Behind the cathedral, that is to the east, Orvieto, not many years ago, was a ruined, broken-down mass of insanitary buildings. Gardens now take the place of what was a plague-spot, and the houses of the city as we find it now occupy barely one-half of the area contained within the walls. In this respect modern ideas have decidedly improved Orvieto. What is left of the old streets is well looked after from the sanitary point of view; and from the artistic, there are not many places in Italy where subjects are to be found in such plenty. The massive Torre del Moro is close to the Piazza del Popolo, where stands the ruined church of S. Domenico. This fine Romanesque structure is entered by a flight of steps at the west end; it is built over a massively constructed crypt, now used as a granary. The mighty arches of this crypt sustain part of the church, but it does not extend beneath the whole of the fabric. One of the numerous arched gateways which are to be found throughout the city intervenes between it and the little buttressed dwelling underneath the east end. From this rises the solid campanile. An arcade runs round the whole church. This good feature is composed of round arches, containing small round-headed lights. The outer member of each arch is finished by a broad, flat, square billet, the inner has a cable pattern. Above is a dripstone and string-course.

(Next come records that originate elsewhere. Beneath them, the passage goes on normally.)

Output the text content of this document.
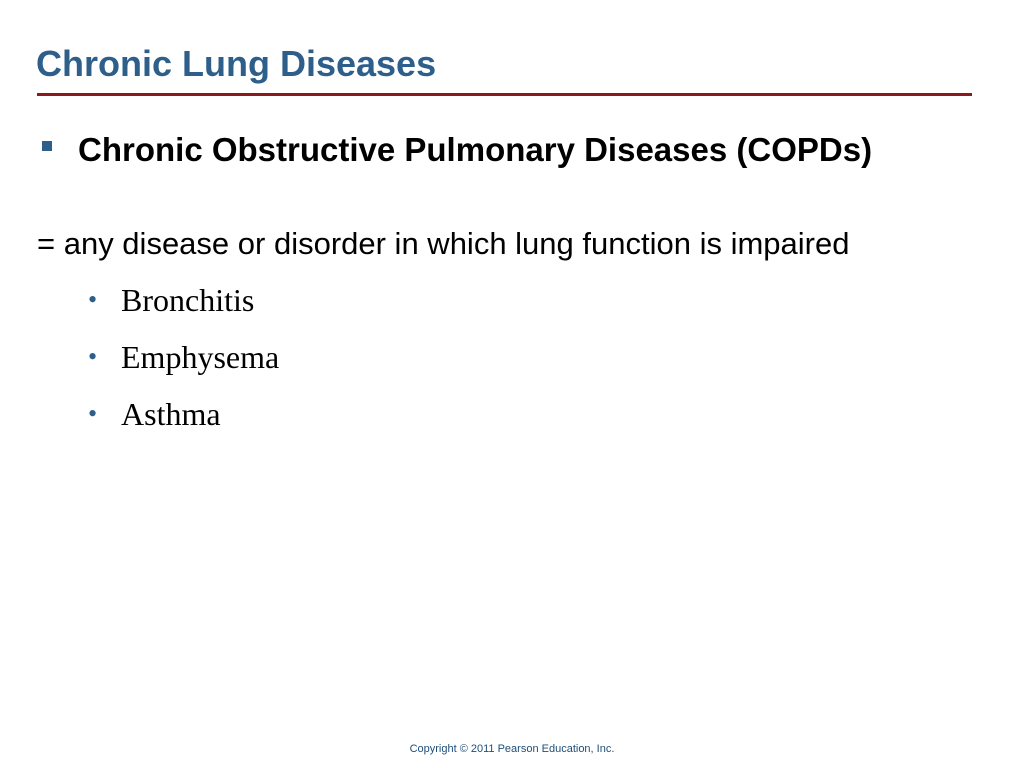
Chronic Lung Diseases
Chronic Obstructive Pulmonary Diseases (COPDs)
= any disease or disorder in which lung function is impaired
• Bronchitis
• Emphysema
• Asthma
Copyright © 2011 Pearson Education, Inc.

Saturday sees the piazza crowded with country folk, and it then presents a busy scene. All the rest of the week it is silent and deserted. I was there with my sketch-book one afternoon. A thunderstorm was rolling about in the hills. The air was charged with disturbing electricity. Swifts flew screaming round the ruined church. A kestrel up in the battered old tower cried to her young. The storm crept nearer. Grand cumuli clouds piled themselves higher and higher above the lightning-riven mass of rain-sodden blackness below. A beautiful swallow-tail butterfly, brilliant against the deep purple background, came gracefully sailing across the square into the sunshine. It hovered, now here, now there, like a spirit from another world seeking rest but finding none. Little puffs of wind stirred odd bits of straw and paper about the piazza. Dust began to eddy round and round. A drop of rain fell on to the open leaves of my sketch-book. It was the writing on the wall; so I closed the book and hurried home. For half an hour the heavens emptied themselves on Orvieto. To me a stage-play of some scene in her past was re-enacted in the sky; the passing storm seemed so appropriate to the rugged old city.

ROME

WITH pen in hand one approaches the subject of the Eternal City with great diffidence. The more one's acquaintance with her has ripened, the more does the attempt to write a chapter seem a hopeless task. There are so many Romes—Republican Rome, Imperial Rome, Rome of the Papal supremacy, Christian Rome, Pagan Rome; and then Modern Rome, with a municipality that is fast changing the face of everything. Catering for the tourist in these days of cheap transit does much to alter things. In the end it will defeat its own object, and history will be contained in libraries and museums only. Rome, like London, is fast becoming cosmopolitan. The perícolo giallo, or "yellow peril," as the motor post 'bus is facetiously called, rushes through streets where not so long ago solemn processions of the Mother Church wended their way. Building is going on at present with feverish haste. The "boom" of 1880, which ruined many of the wealthy families who speculated in it, does not seem to have acted as a deterrent to others. The great boulevard projected by the powers that be, slowly grows in length. Despite the outcry against such vandalism, an area that might disclose and yield up unknown archæological treasures if properly excavated is being levelled in the sacred names of sanitation and opportunism! The picturesque dwellings that lined the banks of Rome's famous river have disappeared, and the yellow waters of the historic Tiber rush along between massive walls of stone.